OBJECTIVE: Diabetes is a leading cause of morbidity and mortality. The purpose of this study is to assess the associations between diabetes complications and mortality in the Early Treatment Diabetic Retinopathy Study (ETDRS). RESEARCH DESIGN AND METHODS: We examined demographic, clinical, and laboratory characteristics of the 3,711 subjects enrolled in the ETDRS, a randomized controlled clinical trial designed to evaluate the role of laser photocoagulation and aspirin therapy for diabetic retinopathy. The outcome assessed was all-cause mortality.

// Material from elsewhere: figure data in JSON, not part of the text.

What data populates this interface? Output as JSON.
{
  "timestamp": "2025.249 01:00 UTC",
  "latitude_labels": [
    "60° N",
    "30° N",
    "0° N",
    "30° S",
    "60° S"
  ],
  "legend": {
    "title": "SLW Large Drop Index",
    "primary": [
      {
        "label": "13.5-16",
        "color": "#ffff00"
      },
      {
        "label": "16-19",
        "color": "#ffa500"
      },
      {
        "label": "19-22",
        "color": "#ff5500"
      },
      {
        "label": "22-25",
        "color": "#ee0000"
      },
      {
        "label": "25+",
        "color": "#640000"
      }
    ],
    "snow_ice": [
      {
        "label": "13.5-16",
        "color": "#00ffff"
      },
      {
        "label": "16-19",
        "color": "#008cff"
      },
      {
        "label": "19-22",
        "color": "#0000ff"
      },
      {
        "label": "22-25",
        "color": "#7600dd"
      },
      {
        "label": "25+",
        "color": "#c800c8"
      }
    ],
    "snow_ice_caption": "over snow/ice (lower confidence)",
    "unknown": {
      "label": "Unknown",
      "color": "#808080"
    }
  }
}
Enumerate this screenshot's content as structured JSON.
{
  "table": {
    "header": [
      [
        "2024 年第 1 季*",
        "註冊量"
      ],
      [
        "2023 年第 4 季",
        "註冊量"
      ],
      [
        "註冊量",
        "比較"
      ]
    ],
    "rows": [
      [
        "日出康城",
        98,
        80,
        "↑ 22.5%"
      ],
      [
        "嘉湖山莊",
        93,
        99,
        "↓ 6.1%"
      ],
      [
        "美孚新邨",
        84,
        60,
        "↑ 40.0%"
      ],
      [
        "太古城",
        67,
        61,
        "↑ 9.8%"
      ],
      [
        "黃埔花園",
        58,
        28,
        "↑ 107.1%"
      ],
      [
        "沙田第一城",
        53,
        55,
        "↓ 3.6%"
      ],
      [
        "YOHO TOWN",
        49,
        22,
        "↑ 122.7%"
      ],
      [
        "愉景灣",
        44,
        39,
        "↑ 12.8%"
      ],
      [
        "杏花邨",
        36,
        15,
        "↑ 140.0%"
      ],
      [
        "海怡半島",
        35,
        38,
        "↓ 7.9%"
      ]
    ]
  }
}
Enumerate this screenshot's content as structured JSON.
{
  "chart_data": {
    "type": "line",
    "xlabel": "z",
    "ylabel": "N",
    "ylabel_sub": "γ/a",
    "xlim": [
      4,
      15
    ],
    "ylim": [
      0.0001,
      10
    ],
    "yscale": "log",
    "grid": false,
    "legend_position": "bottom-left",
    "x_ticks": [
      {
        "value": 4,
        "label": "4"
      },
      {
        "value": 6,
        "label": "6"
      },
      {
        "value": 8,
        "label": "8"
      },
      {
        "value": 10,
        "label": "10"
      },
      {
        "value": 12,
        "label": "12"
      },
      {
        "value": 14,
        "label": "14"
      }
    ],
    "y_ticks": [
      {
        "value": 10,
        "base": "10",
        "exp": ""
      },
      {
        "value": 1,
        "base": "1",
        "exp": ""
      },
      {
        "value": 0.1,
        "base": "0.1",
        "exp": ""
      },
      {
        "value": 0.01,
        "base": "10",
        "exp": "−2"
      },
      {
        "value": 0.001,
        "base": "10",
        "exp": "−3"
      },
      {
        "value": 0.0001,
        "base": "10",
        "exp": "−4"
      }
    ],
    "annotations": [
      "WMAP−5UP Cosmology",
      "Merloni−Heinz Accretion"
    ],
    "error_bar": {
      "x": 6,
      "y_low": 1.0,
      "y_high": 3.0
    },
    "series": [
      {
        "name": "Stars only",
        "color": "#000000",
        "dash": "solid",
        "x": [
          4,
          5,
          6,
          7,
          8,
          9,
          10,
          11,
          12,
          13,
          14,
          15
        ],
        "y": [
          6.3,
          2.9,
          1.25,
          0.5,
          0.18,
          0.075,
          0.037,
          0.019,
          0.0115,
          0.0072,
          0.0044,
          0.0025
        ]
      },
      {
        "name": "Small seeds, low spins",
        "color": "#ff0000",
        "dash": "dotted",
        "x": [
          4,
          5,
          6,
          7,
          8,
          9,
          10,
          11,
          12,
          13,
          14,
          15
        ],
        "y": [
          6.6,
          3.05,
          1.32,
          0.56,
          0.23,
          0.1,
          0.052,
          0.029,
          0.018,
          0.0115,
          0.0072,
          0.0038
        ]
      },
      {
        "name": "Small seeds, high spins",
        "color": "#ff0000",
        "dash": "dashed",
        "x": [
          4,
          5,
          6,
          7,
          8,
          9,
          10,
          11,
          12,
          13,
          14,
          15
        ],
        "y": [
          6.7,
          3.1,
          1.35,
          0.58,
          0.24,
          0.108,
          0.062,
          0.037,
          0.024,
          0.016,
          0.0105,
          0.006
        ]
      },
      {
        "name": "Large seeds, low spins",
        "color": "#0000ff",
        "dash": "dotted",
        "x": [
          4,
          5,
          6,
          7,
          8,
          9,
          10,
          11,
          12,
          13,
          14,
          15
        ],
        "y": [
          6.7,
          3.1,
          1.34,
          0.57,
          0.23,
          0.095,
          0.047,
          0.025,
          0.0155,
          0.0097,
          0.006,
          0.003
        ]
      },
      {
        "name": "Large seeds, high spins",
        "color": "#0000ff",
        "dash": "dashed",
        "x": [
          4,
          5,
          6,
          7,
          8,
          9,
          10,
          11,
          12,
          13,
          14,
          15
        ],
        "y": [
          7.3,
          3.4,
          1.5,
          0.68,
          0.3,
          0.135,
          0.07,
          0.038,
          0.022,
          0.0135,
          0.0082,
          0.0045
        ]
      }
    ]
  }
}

Multivariable Cox proportional hazards regression was used to assess associations between diabetes complications and mortality for type 1 and type 2 diabetes separately. RESULTS: The 5-year estimates of all-cause mortality were 5.5 and 18.9% for patients with type 1 and type 2 diabetes, respectively. In patients with type 1 diabetes, amputation (hazard ratio [HR] 5.08 [95% CI 2.06-12.54]) and poor visual acuity (1.74 [1.10-2.75]) remained significantly associated with mortality, after adjusting for other diabetes complications and baseline characteristics. In patients with type 2 diabetes, macrovascular disease and worsening levels of nephropathy, neuropathy, retinopathy, and visual acuity are associated with progressively increasing risks of mortality, after controlling for other baseline risk factors. CONCLUSIONS: Amputation is the strongest predictor for mortality in patients with type 1 diabetes. All complications independently predict mortality in patients with type 2 diabetes. There is an increased risk for mortality as the degree of each complication worsens. Additional studies are needed to investigate the effectiveness of tertiary prevention to decrease mortality in these patients.